XML has also been added to SGML as Appendix K in 1997
under the name of WebSGML.
- XML is a simplified subset of SGML
- It leaves out many complex, but rarely used features
of SGML
- Conforming XML documents can be well-formed or
valid, SGML documents must be valid
- XML is based on Unicode, SGML on ASCII
Goals of XML
- Remove obstacles for implementations of SGML
- Establish a solid base for the Semantic Web
- portability and exchangeability of data
- Replace HTML with a more expressive markup
language
Recent developments of XML
Since its release 7 years ago, XML has seen a lot of
exciting developments.

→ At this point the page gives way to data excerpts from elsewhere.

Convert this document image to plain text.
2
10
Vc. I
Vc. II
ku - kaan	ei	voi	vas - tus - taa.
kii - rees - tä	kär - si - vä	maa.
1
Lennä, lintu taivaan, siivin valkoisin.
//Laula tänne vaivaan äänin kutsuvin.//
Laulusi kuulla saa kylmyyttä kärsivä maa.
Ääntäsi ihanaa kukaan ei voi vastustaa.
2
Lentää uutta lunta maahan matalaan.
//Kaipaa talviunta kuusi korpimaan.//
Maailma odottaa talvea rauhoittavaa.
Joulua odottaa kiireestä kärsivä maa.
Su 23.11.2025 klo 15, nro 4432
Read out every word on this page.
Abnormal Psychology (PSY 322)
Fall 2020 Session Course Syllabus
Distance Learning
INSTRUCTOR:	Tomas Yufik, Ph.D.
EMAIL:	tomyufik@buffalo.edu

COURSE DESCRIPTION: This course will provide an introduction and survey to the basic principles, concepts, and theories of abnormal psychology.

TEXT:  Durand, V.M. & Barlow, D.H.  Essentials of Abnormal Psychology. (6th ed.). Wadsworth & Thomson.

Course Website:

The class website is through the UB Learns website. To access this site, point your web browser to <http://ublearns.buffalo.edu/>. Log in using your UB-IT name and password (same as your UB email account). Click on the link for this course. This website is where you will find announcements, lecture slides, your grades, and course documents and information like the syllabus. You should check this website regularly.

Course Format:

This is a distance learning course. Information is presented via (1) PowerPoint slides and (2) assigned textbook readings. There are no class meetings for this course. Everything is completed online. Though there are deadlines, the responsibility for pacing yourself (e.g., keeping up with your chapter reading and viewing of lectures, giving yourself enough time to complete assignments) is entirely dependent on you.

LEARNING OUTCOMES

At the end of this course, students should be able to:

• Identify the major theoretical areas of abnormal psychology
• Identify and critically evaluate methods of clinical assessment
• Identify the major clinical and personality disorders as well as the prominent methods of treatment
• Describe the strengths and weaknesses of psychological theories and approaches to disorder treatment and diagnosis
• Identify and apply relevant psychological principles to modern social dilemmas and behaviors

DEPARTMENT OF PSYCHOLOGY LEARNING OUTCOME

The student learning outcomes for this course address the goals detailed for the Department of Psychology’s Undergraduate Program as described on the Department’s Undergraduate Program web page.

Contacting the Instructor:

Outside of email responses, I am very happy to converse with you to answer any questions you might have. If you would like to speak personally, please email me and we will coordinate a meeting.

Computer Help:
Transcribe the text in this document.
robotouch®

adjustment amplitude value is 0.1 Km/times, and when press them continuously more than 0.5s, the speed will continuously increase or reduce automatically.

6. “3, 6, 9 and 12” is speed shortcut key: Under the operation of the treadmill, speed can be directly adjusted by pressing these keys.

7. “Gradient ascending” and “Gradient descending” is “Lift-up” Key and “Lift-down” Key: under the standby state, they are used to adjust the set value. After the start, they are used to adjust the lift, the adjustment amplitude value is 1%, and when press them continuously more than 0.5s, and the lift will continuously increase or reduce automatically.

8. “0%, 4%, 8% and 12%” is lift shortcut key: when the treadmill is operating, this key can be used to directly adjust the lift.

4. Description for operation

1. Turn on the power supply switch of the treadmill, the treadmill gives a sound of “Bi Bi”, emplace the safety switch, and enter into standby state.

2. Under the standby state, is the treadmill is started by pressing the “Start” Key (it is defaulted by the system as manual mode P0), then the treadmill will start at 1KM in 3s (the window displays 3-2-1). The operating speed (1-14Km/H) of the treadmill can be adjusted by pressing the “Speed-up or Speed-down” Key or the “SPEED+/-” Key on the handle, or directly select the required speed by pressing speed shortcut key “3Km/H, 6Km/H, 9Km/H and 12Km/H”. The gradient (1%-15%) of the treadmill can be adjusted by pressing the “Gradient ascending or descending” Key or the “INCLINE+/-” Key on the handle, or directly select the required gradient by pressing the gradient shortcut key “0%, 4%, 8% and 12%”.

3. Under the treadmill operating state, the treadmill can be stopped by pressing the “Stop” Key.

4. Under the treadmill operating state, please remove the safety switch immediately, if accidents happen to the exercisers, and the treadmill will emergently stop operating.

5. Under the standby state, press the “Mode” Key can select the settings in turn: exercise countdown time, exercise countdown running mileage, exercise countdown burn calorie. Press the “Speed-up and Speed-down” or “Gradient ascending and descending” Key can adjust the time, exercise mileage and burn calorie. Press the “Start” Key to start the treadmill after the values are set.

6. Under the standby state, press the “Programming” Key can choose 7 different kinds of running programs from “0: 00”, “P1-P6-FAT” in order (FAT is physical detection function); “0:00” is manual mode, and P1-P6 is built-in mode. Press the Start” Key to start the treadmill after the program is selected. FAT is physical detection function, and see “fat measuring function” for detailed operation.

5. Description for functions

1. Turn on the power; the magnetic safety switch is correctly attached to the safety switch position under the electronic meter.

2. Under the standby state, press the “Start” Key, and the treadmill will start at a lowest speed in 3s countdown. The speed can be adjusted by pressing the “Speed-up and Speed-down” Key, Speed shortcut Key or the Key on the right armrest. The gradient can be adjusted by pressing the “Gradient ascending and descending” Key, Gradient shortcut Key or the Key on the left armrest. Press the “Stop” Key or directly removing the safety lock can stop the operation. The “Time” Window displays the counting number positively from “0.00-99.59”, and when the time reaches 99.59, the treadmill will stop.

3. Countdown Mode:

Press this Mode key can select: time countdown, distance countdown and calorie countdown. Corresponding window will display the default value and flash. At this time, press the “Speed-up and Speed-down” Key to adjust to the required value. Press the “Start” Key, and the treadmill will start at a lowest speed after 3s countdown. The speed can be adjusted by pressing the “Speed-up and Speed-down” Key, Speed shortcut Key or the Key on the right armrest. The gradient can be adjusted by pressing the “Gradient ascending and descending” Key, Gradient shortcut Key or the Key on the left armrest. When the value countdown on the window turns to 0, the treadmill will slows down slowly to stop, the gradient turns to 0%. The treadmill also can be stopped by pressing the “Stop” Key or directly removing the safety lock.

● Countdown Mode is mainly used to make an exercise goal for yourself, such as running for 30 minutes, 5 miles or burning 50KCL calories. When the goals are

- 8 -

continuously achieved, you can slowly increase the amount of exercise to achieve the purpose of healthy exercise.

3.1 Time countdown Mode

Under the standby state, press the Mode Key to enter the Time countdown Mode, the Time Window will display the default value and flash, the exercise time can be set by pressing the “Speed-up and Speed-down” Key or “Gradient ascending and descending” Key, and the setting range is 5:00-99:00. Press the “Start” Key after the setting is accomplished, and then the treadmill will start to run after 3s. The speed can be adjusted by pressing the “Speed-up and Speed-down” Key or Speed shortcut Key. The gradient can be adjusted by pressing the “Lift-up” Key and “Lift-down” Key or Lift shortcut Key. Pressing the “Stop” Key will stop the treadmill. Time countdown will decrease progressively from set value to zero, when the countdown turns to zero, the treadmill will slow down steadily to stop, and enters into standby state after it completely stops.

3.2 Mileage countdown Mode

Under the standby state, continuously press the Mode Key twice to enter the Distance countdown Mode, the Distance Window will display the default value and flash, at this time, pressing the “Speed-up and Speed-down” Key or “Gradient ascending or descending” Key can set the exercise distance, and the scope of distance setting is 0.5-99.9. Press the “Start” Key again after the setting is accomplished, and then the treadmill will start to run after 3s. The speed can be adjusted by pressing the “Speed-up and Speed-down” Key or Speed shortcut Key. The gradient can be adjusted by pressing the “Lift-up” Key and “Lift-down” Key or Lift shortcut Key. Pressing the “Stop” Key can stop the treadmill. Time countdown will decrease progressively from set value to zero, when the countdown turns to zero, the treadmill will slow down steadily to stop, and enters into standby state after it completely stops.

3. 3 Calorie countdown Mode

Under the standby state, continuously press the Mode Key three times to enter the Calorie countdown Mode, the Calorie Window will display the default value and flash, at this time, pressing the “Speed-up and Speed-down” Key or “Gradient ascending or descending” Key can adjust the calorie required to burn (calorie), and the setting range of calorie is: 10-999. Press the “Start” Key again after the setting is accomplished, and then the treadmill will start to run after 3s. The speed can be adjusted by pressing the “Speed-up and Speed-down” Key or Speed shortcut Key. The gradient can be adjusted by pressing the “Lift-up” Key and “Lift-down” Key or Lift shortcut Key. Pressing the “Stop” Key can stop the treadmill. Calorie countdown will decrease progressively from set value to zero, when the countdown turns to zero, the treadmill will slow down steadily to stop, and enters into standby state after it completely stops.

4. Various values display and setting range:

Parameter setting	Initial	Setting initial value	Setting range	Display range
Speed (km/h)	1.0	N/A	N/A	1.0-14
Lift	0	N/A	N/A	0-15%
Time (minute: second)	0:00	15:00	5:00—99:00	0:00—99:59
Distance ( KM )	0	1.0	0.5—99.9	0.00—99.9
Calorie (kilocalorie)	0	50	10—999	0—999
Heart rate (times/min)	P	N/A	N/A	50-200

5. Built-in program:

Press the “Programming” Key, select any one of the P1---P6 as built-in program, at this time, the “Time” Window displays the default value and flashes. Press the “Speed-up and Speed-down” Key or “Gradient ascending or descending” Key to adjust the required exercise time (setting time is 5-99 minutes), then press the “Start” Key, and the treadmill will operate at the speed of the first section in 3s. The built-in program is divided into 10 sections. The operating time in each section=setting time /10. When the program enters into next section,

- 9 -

Some of them go well beyond what
used to be possible with SGML:
-
XML Namespaces allow simultaneous use of
more than one XML Vocabulary
-
XML Schemas allow the description of XML
documents using XML syntax.
-
XSL Transformations and XSL Formating
bjects allow powerful transformations and
rendering of XML documents
-
Scalable Vector Graphic (SVG) language is a
XML based vocabulary for vector graphics.
-
XML Topic Maps is an evolving standard
based on SGML Topic Maps (ISO 13250).
Adding Intelligence to Data
- management, tracking, version control
information
- hypertext links, cross-references, indexing
- annotation
- references to external figures and graphics
Major Features of XML
- text divided into elements, which can
nest
- element boundaries marked by tags
- elements carry generic type and other
attributes
-
entity references allow string substitution
for character set problems, standard boilerplate text,
and document management
- consistent use of delimiters, few special
characters
Markup within the XML Document
Everything is delimited:
- Elements by start-tags and
end-tags
- Tags by < ... > and </ ... >
- Entities by & ... ;
For example: <quote lang="fra">L'état, c'est moi!</quote>
Beware:XML is case sensitive, SGML is
not!!
XML is not:
- a standard set of required tags or data
elements
- a standard set of recommended tags or data
elements
- a user interface
- a presentation format
- a programming language
- a piece of software
XML Processing Model
During their lifetime, electronic texts are:
- created by scanning or keyboarding
- stored locally
- exchanged over network or by disk
- processed interactively (enriched)
- formatted for output in a variety of different media
and data formats.
|